My Chronic Fatigue stopped fairly suddenly: one day I found that I did not need the afternoon nap. The first day that it happened it was a bit of a surprise, but when I found I didn't need the nap the next day, it was clear that something had changed. Over the following year I had a few 'relapses', which I think was me being careful and reacting to normal over exertion by immediately going to bed. I no longer get the 'post exercise malaise' the exhaustion that could last for days after doing some exertion more than you are used to. I have not had the flu-like symptoms of headache and muscle ache since then.

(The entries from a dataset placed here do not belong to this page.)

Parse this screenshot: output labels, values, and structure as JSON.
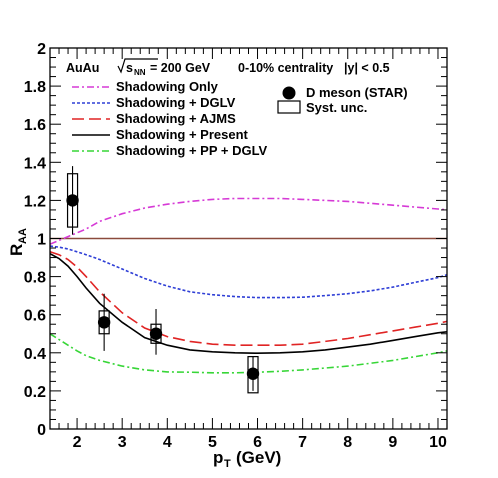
{
  "chart_data": {
    "type": "line",
    "header": {
      "system": "AuAu",
      "energy_prefix": "s",
      "energy_subscript": "NN",
      "energy_value": "= 200 GeV",
      "centrality": "0-10% centrality",
      "rapidity": "|y| < 0.5"
    },
    "xlabel": {
      "main": "p",
      "sub": "T",
      "unit": "(GeV)"
    },
    "ylabel": {
      "main": "R",
      "sub": "AA"
    },
    "xlim": [
      1.4,
      10.2
    ],
    "ylim": [
      0,
      2
    ],
    "xticks": [
      2,
      3,
      4,
      5,
      6,
      7,
      8,
      9,
      10
    ],
    "xtick_labels": [
      "2",
      "3",
      "4",
      "5",
      "6",
      "7",
      "8",
      "9",
      "10"
    ],
    "yticks": [
      0,
      0.2,
      0.4,
      0.6,
      0.8,
      1,
      1.2,
      1.4,
      1.6,
      1.8,
      2
    ],
    "ytick_labels": [
      "0",
      "0.2",
      "0.4",
      "0.6",
      "0.8",
      "1",
      "1.2",
      "1.4",
      "1.6",
      "1.8",
      "2"
    ],
    "reference_line": {
      "y": 1,
      "color": "#8b4a3c"
    },
    "series": [
      {
        "name": "Shadowing Only",
        "color": "#d63ad6",
        "dash": "dashdot",
        "x": [
          1.4,
          1.6,
          1.8,
          2.0,
          2.2,
          2.5,
          3.0,
          3.5,
          4.0,
          4.5,
          5.0,
          5.5,
          6.0,
          6.5,
          7.0,
          7.5,
          8.0,
          8.5,
          9.0,
          9.5,
          10.0,
          10.2
        ],
        "y": [
          0.97,
          0.99,
          1.01,
          1.03,
          1.05,
          1.09,
          1.13,
          1.16,
          1.18,
          1.195,
          1.205,
          1.21,
          1.21,
          1.21,
          1.205,
          1.2,
          1.195,
          1.185,
          1.175,
          1.165,
          1.155,
          1.15
        ]
      },
      {
        "name": "Shadowing + DGLV",
        "color": "#2f3fd6",
        "dash": "dotted",
        "x": [
          1.4,
          1.6,
          1.8,
          2.0,
          2.2,
          2.5,
          3.0,
          3.5,
          4.0,
          4.5,
          5.0,
          5.5,
          6.0,
          6.5,
          7.0,
          7.5,
          8.0,
          8.5,
          9.0,
          9.5,
          10.0,
          10.2
        ],
        "y": [
          0.96,
          0.955,
          0.945,
          0.93,
          0.915,
          0.89,
          0.84,
          0.79,
          0.75,
          0.72,
          0.705,
          0.695,
          0.69,
          0.69,
          0.692,
          0.7,
          0.71,
          0.725,
          0.745,
          0.77,
          0.795,
          0.81
        ]
      },
      {
        "name": "Shadowing + AJMS",
        "color": "#e02424",
        "dash": "dashed",
        "x": [
          1.4,
          1.6,
          1.8,
          2.0,
          2.2,
          2.5,
          3.0,
          3.5,
          4.0,
          4.5,
          5.0,
          5.5,
          6.0,
          6.5,
          7.0,
          7.5,
          8.0,
          8.5,
          9.0,
          9.5,
          10.0,
          10.2
        ],
        "y": [
          0.93,
          0.915,
          0.89,
          0.85,
          0.8,
          0.72,
          0.61,
          0.53,
          0.485,
          0.46,
          0.445,
          0.44,
          0.44,
          0.44,
          0.445,
          0.46,
          0.475,
          0.495,
          0.515,
          0.535,
          0.555,
          0.565
        ]
      },
      {
        "name": "Shadowing + Present",
        "color": "#000000",
        "dash": "solid",
        "x": [
          1.4,
          1.6,
          1.8,
          2.0,
          2.2,
          2.5,
          3.0,
          3.5,
          4.0,
          4.5,
          5.0,
          5.5,
          6.0,
          6.5,
          7.0,
          7.5,
          8.0,
          8.5,
          9.0,
          9.5,
          10.0,
          10.2
        ],
        "y": [
          0.92,
          0.895,
          0.855,
          0.8,
          0.74,
          0.66,
          0.56,
          0.48,
          0.44,
          0.415,
          0.405,
          0.4,
          0.398,
          0.4,
          0.405,
          0.415,
          0.43,
          0.445,
          0.465,
          0.485,
          0.505,
          0.51
        ]
      },
      {
        "name": "Shadowing + PP + DGLV",
        "color": "#37d637",
        "dash": "dashdot",
        "x": [
          1.4,
          1.6,
          1.8,
          2.0,
          2.2,
          2.5,
          3.0,
          3.5,
          4.0,
          4.5,
          5.0,
          5.5,
          6.0,
          6.5,
          7.0,
          7.5,
          8.0,
          8.5,
          9.0,
          9.5,
          10.0,
          10.2
        ],
        "y": [
          0.5,
          0.47,
          0.44,
          0.41,
          0.385,
          0.36,
          0.33,
          0.31,
          0.3,
          0.298,
          0.295,
          0.295,
          0.298,
          0.303,
          0.31,
          0.32,
          0.33,
          0.345,
          0.36,
          0.38,
          0.4,
          0.41
        ]
      }
    ],
    "measurement": {
      "name": "D meson  (STAR)",
      "syst_label": "Syst. unc.",
      "points": [
        {
          "x": 1.9,
          "y": 1.2,
          "stat_lo": 1.02,
          "stat_hi": 1.38,
          "syst_lo": 1.06,
          "syst_hi": 1.34
        },
        {
          "x": 2.6,
          "y": 0.56,
          "stat_lo": 0.41,
          "stat_hi": 0.71,
          "syst_lo": 0.5,
          "syst_hi": 0.62
        },
        {
          "x": 3.75,
          "y": 0.5,
          "stat_lo": 0.39,
          "stat_hi": 0.63,
          "syst_lo": 0.45,
          "syst_hi": 0.55
        },
        {
          "x": 5.9,
          "y": 0.29,
          "stat_lo": 0.2,
          "stat_hi": 0.38,
          "syst_lo": 0.19,
          "syst_hi": 0.38
        }
      ]
    },
    "legend_position": "top"
  }
}
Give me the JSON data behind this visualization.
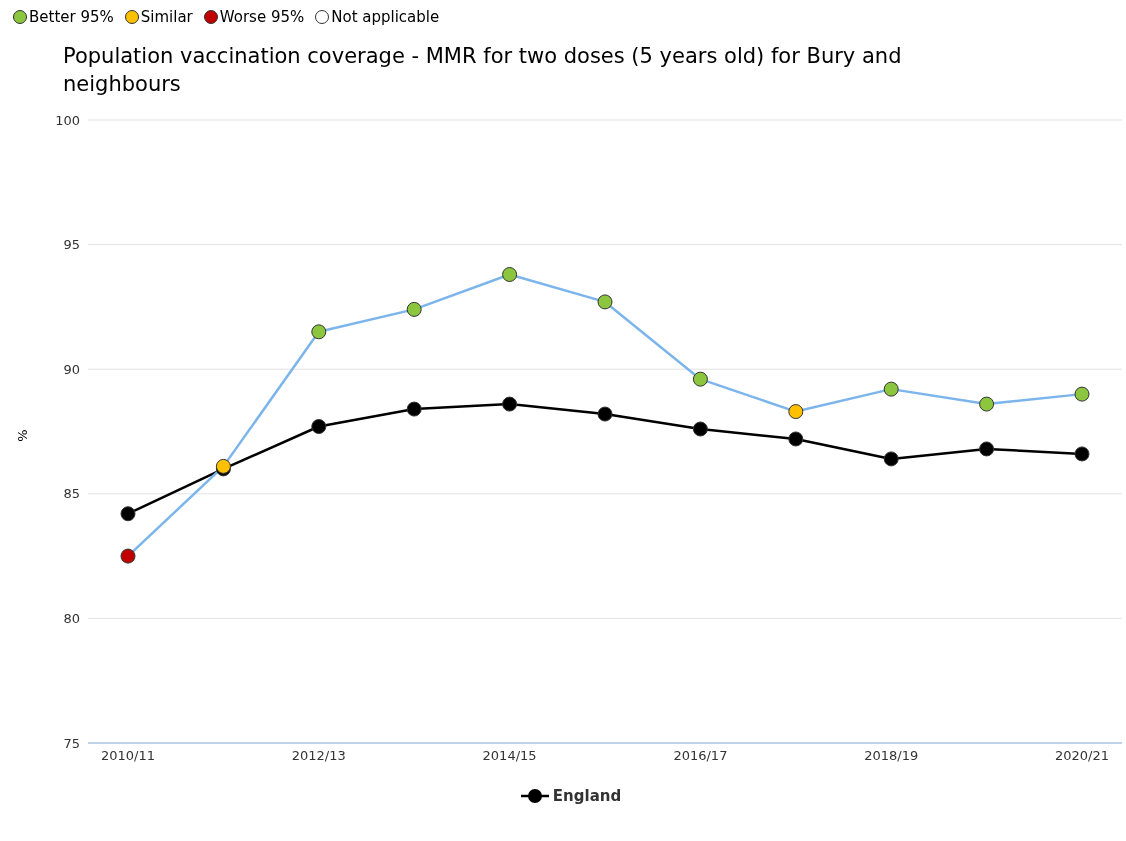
{
  "chart_data": {
    "type": "line",
    "title": "Population vaccination coverage - MMR for two doses (5 years old) for Bury and neighbours",
    "ylabel": "%",
    "categories": [
      "2010/11",
      null,
      "2012/13",
      null,
      "2014/15",
      null,
      "2016/17",
      null,
      "2018/19",
      null,
      "2020/21"
    ],
    "series": [
      {
        "name": "Better 95%",
        "type": "scatter",
        "color": "#8cc63f",
        "values": [
          null,
          null,
          null,
          null,
          null,
          null,
          null,
          null,
          null,
          null,
          null
        ]
      },
      {
        "name": "Similar",
        "type": "scatter",
        "color": "#ffc000",
        "values": [
          null,
          null,
          null,
          null,
          null,
          null,
          null,
          null,
          null,
          null,
          null
        ]
      },
      {
        "name": "Worse 95%",
        "type": "scatter",
        "color": "#c00000",
        "values": [
          null,
          null,
          null,
          null,
          null,
          null,
          null,
          null,
          null,
          null,
          null
        ]
      },
      {
        "name": "Not applicable",
        "type": "scatter",
        "color": "#ffffff",
        "values": [
          null,
          null,
          null,
          null,
          null,
          null,
          null,
          null,
          null,
          null,
          null
        ]
      },
      {
        "color": "#7cb5ec",
        "colors": [
          "#c00000",
          "#ffc000",
          "#8cc63f",
          "#8cc63f",
          "#8cc63f",
          "#8cc63f",
          "#8cc63f",
          "#ffc000",
          "#8cc63f",
          "#8cc63f",
          "#8cc63f"
        ],
        "values": [
          82.5,
          86.1,
          91.5,
          92.4,
          93.8,
          92.7,
          89.6,
          88.3,
          89.2,
          88.6,
          89.0
        ]
      },
      {
        "name": "England",
        "color": "#000000",
        "values": [
          84.2,
          86.0,
          87.7,
          88.4,
          88.6,
          88.2,
          87.6,
          87.2,
          86.4,
          86.8,
          86.6
        ]
      }
    ],
    "ylim": [
      75,
      100
    ],
    "yticks": [
      75,
      80,
      85,
      90,
      95,
      100
    ],
    "grid": "y",
    "marker": "circle",
    "line_style": "solid",
    "legend": "top left"
  }
}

Now when I go to my FT or CCG meetings I cycle the 10 mile round trip: as I explained to one of my colleagues, 'if you can do it, you should'. And I am writing a technical book, its quite a grueling schedule: 400 pages, ten chapters, one chapter every two weeks. It is such a brilliant feeling to be able to think again, to be able to exercise again.
And my HbA1c. Its still in the mid 50s, my diabetes consultant is still gently encouraging me to get it lower, but is not worried about the figure.